The New York Civil Liberties Union secured a ton of victories, many of which we’ve been pushing for for many years. We saw wins for voting rights, reproductive rights, and immigrant rights. We also secured criminal legal system reforms and measures to fight hate and discrimination across New York.

But what can sometimes get lost in the specific wins is the bigger picture of why our state legislature matters. How does what happens in Albany impact New Yorkers in their everyday lives and what lessons should people take from what we accomplished this year to help us achieve future victories?

We asked members of the NYCLU staff about this year’s legislative session and below are some of their responses that help explain some of these larger questions. You can read more of their responses on our Facebook page.
 

What's one thing you wish more New Yorkers understood about their state legislature?

"I hope that more and more New Yorkers can connect to the fact that it is, in the truest sense, OUR state legislature. Albany is notorious for corruption, stagnation, and unresponsiveness to the voices of the people of the state of New York, and most New Yorkers seem checked out of legislative politics and activity as a result. But this year has shown that a change in the personalities who represent us in Albany can yield a massive shift in what Albany can produce for New Yorkers - and this power to bring about meaningful change belongs to the people, to us."

Erika Lorshbough
Assistant Director for Legislative Affairs 

 

ny state legislature

Tell us about one of the bills you worked on this year.

"One of my favorite lesser-known measures this year is a bill that would allow folks who have been subject to any form of trafficking to get rid of any convictions that were related to their experience of being trafficked.

This bill recognizes the fundamental truth that, any time someone is trafficked into any kind of forced labor, they are the ones who are most directly and most severely being harmed, and this is especially true when the underlying “offenses” they “commit” are behaviors like trading sex or possessing illicit substances. Our criminal legal system has to move toward ways of addressing the harms people experience without causing more harm, and this measure is a step in that direction."

Erika Lorshbough
Assistant Director for Legislative Affairs 

 

What was your favorite bill you worked on this year?

"Green Light! I’m so grateful we passed this bill, working together with amazing organizations like Workers Justice Center and New York Immigration Coalition and more. The ability to drive safely should not depend on your immigration status—and now, that discriminatory barrier is eliminated! It is part of our larger mission of cultivating a state where immigrants have equal access to basic everyday needs as every New Yorker should."

Drea Herrera
Organizer 

 

green light

What was your favorite moment at the State Capitol during the session?
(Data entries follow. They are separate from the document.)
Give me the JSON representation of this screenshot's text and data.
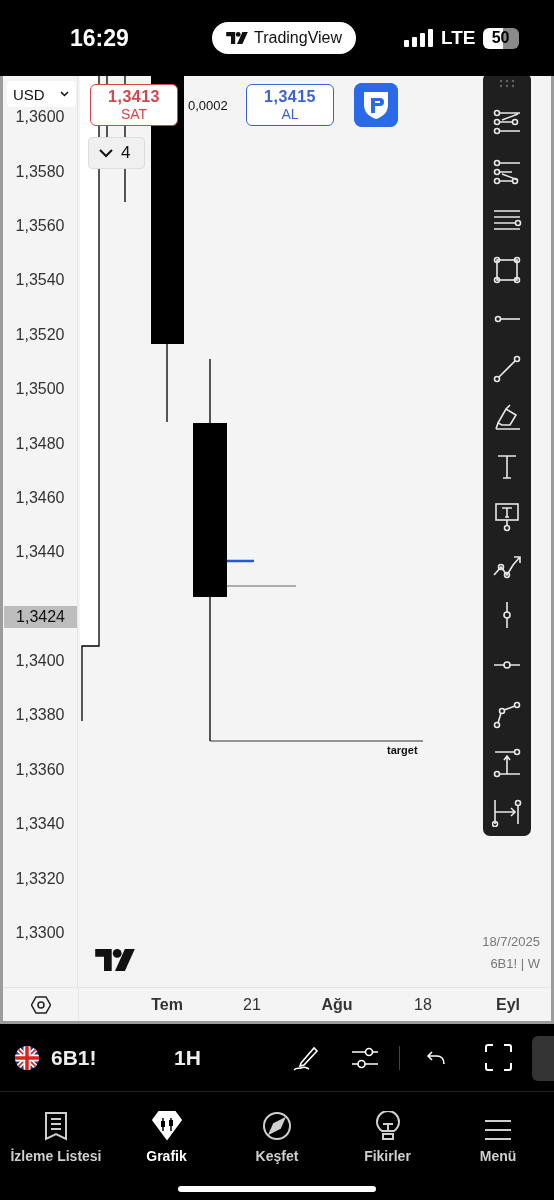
{
  "status_bar": {
    "time": "16:29",
    "app_pill": "TradingView",
    "network": "LTE",
    "battery": "50"
  },
  "chart": {
    "currency": "USD",
    "sell": {
      "price": "1,3413",
      "label": "SAT"
    },
    "spread": "0,0002",
    "buy": {
      "price": "1,3415",
      "label": "AL"
    },
    "quantity": "4",
    "price_axis_upper": [
      "1,3600",
      "1,3580",
      "1,3560",
      "1,3540",
      "1,3520",
      "1,3500",
      "1,3480",
      "1,3460",
      "1,3440"
    ],
    "current_price": "1,3424",
    "price_axis_lower": [
      "1,3400",
      "1,3380",
      "1,3360",
      "1,3340",
      "1,3320",
      "1,3300"
    ],
    "annotation": "target",
    "date": "18/7/2025",
    "series_label": "6B1! | W",
    "time_axis": [
      {
        "label": "Tem",
        "kind": "month"
      },
      {
        "label": "21",
        "kind": "day"
      },
      {
        "label": "Ağu",
        "kind": "month"
      },
      {
        "label": "18",
        "kind": "day"
      },
      {
        "label": "Eyl",
        "kind": "month"
      }
    ]
  },
  "symbol_bar": {
    "symbol": "6B1!",
    "interval": "1H"
  },
  "tab_bar": [
    {
      "label": "İzleme Listesi",
      "selected": false
    },
    {
      "label": "Grafik",
      "selected": true
    },
    {
      "label": "Keşfet",
      "selected": false
    },
    {
      "label": "Fikirler",
      "selected": false
    },
    {
      "label": "Menü",
      "selected": false
    }
  ]
}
"There have been countless moments at Green Light actions where I have looked around at hundreds of people in green rallying, lobbying, educating the public on this issue, and thought: 'Wow, this is what true organizing is.' The moment that the bill passed was surreal. The saying 'Power to the People' really rang true.

Drea Herrera
Organizer

 

Why is our state legislature important?

"There are plenty of people who pay a lot of attention to national politics, but know a lot less about what’s happening in their own state legislature, which is just as (and often more) consequential. One lesson from this session was how constituent pressure and organized advocacy really can move the needle in Albany."

Zachary Ahmad
Policy Counsel

 

How do you think the progress New York made this year will affect other states?

"Progress is never a straight line – some states will see what we did here and respond with fear, pushing back toward the oppression of insular thinking; and others will find inspiration and encouragement to push ahead toward a world where there is not a limited supply of freedom and justice."